The ITU-T has a long history of open standards development. However, recently some different external sources have attempted to define the term "Open Standard" in a variety of different ways. In order to avoid confusion, the ITU-T uses for its purpose the term "Open Standards" per the following definition:
"Open Standards" are standards made available to the general public and are developed (or approved) and maintained via a collaborative and consensus driven process. "Open Standards" facilitate interoperability and data exchange among different products or services and are intended for widespread adoption.
Other elements of "Open Standards" include, but are not limited to:
* The definition was developed by the IPR Ad Hoc Group and endorsed by TSAG at its meeting on 11 November 2005
- Collaborative process – voluntary and market driven development (or approval) following a transparent consensus driven process that is reasonably open to all interested parties.
- Reasonably balanced – ensures that the process is not dominated by any one interest group.
- Due process - includes consideration of and response to comments by interested parties.
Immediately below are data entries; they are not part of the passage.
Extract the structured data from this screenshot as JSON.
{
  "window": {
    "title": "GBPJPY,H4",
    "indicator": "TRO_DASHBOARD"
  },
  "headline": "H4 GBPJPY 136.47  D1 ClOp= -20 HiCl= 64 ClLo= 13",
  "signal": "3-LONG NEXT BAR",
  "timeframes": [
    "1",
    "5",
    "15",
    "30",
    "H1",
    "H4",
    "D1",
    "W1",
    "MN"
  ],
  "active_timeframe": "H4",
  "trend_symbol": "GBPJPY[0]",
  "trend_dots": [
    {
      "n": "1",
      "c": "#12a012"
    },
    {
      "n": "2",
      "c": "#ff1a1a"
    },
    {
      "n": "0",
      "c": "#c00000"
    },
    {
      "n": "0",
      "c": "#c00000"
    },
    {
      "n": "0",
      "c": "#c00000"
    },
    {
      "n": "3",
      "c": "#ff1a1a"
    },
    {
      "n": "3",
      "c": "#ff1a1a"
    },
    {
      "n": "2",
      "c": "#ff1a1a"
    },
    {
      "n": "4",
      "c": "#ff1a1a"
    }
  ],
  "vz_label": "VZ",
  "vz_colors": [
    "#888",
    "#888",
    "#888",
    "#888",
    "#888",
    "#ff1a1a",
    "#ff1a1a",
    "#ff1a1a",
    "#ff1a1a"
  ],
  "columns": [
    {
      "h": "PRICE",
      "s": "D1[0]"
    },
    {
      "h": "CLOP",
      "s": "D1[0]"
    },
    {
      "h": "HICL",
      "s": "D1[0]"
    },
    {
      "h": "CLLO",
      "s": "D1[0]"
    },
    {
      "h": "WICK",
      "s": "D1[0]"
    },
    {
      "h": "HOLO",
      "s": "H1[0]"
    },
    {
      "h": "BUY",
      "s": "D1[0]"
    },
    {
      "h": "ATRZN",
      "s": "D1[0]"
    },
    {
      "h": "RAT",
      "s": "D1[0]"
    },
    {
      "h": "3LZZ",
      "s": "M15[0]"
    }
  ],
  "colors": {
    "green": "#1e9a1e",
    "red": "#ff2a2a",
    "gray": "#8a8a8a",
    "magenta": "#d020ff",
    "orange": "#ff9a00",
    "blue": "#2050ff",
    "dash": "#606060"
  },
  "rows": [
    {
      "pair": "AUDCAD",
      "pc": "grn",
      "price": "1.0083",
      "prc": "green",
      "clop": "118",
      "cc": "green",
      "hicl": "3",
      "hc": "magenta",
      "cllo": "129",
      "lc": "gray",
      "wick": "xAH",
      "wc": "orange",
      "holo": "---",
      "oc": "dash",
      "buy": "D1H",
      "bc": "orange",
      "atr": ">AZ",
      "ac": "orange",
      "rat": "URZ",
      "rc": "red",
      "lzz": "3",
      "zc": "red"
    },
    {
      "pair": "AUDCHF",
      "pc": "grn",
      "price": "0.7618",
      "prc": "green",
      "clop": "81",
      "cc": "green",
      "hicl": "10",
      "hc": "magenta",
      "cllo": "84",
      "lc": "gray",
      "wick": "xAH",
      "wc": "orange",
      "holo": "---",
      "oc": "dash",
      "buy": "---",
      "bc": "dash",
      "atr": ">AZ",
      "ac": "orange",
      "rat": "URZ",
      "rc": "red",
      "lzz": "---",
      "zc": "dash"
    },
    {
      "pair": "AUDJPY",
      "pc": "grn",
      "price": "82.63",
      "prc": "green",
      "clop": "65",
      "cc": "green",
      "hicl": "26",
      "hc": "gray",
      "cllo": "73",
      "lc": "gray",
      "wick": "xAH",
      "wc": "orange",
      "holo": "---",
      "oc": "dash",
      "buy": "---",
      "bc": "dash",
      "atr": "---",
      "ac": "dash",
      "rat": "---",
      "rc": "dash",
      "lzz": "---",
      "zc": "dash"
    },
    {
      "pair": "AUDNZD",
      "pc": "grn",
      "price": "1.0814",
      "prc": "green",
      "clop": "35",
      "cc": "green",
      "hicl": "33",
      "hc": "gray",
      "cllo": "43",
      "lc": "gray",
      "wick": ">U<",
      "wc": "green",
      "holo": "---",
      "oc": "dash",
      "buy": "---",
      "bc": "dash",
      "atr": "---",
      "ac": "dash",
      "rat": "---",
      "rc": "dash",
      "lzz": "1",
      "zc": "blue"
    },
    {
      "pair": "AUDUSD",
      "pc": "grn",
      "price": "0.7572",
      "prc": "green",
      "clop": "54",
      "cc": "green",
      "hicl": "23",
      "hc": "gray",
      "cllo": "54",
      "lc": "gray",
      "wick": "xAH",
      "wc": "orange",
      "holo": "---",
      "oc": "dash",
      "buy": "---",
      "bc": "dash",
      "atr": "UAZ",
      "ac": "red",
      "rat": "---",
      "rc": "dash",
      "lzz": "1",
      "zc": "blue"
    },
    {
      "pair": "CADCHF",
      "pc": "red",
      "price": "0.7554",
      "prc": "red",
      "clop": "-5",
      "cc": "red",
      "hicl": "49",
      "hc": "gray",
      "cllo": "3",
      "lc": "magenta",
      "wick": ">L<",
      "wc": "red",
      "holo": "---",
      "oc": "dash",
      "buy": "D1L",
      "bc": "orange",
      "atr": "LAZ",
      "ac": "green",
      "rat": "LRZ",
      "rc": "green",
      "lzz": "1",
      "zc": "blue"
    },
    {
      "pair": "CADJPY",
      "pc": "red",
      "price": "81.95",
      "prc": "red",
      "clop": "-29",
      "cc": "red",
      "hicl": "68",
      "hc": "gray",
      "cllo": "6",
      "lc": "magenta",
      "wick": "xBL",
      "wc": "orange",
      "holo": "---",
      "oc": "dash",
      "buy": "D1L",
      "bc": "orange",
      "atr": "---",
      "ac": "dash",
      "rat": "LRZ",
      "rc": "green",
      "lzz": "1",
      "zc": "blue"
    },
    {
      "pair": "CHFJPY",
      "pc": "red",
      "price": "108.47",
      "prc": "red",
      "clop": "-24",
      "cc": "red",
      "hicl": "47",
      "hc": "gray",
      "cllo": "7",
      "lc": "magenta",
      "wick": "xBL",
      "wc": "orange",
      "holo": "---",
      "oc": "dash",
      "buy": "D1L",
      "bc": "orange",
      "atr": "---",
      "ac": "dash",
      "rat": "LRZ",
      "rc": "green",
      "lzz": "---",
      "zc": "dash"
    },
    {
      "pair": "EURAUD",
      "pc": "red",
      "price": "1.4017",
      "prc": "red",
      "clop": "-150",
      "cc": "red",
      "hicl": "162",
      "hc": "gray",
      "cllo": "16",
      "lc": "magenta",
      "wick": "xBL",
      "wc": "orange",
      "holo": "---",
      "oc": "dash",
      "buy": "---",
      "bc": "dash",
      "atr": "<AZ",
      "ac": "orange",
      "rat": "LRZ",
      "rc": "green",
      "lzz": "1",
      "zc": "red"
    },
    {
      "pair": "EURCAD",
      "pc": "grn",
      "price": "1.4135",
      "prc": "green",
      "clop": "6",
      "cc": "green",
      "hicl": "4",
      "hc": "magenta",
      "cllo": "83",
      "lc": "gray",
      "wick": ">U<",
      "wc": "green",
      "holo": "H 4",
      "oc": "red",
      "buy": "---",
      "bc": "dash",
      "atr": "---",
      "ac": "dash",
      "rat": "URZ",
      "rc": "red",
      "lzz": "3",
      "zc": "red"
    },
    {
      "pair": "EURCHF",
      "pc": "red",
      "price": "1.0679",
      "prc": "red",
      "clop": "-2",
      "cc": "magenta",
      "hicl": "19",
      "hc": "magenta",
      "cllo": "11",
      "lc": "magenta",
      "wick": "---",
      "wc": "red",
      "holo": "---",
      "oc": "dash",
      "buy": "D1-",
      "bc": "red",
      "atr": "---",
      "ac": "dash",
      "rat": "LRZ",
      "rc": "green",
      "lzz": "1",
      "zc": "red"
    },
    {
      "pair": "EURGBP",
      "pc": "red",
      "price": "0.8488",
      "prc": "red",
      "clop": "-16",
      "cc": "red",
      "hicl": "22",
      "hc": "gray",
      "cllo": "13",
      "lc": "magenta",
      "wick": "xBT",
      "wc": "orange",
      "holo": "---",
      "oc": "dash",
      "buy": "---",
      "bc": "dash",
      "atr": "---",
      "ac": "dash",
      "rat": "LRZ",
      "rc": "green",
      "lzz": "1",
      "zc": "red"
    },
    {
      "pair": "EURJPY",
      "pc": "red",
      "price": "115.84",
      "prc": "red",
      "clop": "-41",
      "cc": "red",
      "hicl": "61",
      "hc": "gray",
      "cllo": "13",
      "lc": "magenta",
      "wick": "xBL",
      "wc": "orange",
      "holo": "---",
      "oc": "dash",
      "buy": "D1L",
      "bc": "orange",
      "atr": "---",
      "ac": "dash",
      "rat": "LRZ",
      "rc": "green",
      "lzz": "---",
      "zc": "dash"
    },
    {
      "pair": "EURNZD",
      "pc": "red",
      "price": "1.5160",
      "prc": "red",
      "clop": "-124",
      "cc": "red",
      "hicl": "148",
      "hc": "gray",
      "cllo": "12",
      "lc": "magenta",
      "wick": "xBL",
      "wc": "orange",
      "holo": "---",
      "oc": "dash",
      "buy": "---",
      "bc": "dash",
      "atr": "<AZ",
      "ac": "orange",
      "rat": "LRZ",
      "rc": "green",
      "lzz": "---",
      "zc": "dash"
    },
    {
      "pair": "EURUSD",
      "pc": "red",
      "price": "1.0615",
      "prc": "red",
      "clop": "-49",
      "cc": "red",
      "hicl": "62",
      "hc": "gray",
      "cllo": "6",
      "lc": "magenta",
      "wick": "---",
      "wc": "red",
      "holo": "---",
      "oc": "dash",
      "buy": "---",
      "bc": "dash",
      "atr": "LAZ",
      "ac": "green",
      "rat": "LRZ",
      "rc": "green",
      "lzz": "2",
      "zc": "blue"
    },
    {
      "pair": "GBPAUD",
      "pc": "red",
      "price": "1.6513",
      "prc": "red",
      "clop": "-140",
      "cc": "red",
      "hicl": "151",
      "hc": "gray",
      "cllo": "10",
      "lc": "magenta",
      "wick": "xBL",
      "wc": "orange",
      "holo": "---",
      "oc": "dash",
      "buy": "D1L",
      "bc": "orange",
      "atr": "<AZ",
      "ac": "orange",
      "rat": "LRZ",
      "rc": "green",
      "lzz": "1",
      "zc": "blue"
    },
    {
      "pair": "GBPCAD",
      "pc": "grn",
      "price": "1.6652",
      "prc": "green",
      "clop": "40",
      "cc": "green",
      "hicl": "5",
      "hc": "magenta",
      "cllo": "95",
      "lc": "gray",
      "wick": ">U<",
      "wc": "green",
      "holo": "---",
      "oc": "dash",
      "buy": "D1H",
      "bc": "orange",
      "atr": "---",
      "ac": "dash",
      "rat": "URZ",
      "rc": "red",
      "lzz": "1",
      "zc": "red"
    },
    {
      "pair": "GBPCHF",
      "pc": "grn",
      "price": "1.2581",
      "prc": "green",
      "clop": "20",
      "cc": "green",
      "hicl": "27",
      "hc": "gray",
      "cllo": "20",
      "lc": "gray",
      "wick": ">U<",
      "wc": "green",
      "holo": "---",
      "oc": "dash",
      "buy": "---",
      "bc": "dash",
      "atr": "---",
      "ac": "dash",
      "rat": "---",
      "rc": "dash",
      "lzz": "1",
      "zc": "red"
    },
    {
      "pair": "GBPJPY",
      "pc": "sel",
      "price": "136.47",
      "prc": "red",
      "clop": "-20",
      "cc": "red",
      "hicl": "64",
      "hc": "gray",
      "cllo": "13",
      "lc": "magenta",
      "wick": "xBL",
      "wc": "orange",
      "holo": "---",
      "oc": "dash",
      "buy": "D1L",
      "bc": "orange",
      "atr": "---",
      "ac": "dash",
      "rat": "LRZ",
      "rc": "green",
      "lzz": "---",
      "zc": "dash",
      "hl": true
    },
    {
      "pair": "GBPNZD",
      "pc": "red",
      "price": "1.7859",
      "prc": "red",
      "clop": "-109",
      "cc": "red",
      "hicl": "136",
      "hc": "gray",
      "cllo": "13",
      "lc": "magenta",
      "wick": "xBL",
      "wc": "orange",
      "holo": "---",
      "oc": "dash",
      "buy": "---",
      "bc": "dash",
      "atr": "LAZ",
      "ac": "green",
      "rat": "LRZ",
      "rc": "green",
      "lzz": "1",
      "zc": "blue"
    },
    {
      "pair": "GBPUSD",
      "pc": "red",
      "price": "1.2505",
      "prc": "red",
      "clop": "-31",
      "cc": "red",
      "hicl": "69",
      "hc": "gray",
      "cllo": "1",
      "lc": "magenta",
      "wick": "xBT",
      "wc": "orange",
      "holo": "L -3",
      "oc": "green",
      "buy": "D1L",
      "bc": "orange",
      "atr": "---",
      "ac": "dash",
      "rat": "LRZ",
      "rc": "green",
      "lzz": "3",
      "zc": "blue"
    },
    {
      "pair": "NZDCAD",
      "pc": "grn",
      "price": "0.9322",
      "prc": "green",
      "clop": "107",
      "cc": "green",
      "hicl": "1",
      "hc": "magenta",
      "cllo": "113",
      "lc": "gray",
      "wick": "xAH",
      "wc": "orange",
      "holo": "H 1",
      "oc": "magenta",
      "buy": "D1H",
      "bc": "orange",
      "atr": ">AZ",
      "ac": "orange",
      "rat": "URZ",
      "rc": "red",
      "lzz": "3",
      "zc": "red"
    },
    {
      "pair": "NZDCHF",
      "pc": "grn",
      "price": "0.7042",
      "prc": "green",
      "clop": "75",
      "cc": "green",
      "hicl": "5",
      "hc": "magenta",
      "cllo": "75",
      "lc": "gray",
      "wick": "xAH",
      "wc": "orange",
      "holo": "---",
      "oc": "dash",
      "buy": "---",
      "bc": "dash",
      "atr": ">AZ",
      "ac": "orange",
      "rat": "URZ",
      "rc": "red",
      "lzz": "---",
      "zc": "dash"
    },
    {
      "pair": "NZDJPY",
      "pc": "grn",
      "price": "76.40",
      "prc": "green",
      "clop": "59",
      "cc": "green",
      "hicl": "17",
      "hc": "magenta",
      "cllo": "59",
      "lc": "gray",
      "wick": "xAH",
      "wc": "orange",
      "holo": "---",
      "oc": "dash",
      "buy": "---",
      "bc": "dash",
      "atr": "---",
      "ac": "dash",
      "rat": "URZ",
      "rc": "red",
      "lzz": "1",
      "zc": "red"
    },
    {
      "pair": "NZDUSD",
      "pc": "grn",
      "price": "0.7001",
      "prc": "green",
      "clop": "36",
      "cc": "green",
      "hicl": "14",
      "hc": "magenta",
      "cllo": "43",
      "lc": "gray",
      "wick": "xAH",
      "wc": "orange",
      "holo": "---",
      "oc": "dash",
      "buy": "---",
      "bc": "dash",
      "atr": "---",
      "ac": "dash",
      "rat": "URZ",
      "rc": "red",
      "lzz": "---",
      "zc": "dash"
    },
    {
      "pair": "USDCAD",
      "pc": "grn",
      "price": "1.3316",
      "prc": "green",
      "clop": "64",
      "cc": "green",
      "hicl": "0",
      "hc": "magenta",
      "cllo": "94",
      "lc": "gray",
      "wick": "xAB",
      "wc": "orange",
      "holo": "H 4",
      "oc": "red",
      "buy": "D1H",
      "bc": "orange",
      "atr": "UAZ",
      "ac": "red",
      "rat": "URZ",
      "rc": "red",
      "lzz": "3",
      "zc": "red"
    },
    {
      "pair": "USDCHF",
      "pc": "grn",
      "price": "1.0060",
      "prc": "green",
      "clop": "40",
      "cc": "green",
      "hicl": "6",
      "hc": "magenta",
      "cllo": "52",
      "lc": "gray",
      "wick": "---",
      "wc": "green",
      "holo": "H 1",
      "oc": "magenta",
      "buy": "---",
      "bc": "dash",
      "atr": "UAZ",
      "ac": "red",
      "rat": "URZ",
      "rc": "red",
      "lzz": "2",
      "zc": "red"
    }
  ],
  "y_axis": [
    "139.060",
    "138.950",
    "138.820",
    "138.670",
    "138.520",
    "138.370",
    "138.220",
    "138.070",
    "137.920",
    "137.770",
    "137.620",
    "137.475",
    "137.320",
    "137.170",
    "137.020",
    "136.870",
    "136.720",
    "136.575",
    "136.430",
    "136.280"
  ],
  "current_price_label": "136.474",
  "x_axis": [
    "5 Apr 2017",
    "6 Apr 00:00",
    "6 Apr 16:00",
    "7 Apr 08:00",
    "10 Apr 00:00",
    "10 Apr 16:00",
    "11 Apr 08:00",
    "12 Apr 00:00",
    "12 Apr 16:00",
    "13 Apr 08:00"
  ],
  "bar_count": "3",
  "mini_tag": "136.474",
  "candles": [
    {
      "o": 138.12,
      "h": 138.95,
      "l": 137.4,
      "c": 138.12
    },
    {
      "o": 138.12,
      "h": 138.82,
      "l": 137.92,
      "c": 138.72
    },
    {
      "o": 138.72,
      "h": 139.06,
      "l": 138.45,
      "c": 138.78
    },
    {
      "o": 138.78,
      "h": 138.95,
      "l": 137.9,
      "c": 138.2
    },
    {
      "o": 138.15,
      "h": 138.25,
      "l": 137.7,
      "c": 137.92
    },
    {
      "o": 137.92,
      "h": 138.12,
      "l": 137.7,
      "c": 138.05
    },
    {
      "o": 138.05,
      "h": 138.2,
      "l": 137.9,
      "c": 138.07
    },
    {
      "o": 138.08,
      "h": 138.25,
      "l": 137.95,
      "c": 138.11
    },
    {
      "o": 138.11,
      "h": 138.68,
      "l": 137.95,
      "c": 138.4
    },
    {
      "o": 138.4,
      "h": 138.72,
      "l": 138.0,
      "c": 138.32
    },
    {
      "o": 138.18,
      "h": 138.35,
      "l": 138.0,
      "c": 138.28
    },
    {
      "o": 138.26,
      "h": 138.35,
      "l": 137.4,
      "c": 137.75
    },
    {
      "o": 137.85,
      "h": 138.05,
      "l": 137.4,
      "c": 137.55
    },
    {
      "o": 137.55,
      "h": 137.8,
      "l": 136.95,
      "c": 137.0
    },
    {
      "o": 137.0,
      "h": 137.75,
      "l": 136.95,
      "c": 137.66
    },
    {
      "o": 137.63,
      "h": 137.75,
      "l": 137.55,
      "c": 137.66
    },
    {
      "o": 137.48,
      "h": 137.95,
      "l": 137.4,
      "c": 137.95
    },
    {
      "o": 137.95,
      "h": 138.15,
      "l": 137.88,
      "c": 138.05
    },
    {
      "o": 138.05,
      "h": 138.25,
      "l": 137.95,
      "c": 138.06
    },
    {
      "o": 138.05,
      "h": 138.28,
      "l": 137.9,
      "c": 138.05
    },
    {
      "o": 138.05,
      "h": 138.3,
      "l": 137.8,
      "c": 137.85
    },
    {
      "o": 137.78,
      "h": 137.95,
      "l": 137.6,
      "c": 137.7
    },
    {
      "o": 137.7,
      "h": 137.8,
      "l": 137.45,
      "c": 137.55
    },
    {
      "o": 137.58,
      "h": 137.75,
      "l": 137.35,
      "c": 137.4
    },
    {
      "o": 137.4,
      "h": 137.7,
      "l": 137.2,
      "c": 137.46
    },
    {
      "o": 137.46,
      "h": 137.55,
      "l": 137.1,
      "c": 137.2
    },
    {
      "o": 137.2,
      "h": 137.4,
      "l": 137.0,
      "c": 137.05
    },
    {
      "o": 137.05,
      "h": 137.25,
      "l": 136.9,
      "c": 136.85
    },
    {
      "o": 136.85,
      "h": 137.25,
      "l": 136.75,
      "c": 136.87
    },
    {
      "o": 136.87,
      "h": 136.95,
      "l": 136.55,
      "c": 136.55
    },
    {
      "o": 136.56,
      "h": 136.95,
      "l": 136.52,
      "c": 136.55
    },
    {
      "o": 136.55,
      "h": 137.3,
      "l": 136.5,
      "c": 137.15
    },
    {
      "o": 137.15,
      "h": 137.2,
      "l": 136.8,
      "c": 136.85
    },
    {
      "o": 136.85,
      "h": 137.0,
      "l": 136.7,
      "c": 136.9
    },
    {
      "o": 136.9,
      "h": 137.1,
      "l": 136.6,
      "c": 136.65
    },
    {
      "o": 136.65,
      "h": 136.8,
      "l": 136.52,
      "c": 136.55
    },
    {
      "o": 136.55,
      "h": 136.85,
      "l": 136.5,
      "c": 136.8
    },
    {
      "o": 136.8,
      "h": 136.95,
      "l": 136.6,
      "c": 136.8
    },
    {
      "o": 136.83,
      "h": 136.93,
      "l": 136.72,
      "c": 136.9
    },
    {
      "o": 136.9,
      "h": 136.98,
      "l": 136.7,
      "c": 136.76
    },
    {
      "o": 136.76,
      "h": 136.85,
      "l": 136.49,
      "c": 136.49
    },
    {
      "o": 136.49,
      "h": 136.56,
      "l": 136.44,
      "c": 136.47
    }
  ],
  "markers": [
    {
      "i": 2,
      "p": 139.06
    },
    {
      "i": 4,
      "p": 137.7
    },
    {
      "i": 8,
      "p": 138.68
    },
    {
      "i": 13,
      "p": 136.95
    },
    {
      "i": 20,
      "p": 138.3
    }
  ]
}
- Intellectual property rights (IPRs) – IPRs essential to implement the standard to be licensed to all applicants on a worldwide, non-discriminatory basis, either (1) for free and under other reasonable terms and conditions or (2) on reasonable terms and conditions (which may include monetary compensation). Negotiations are left to the parties concerned and are performed outside the SDO.
- Quality and level of detail – sufficient to permit the development of a variety of competing implementations of interoperable products or services. Standardized interfaces are not hidden, or controlled other than by the SDO promulgating the standard.
- Publicly available – easily available for implementation and use, at a reasonable price. Publication of the text of a standard by others is permitted only with the prior approval of the SDO.
- On-going support – maintained and supported over a long period of time.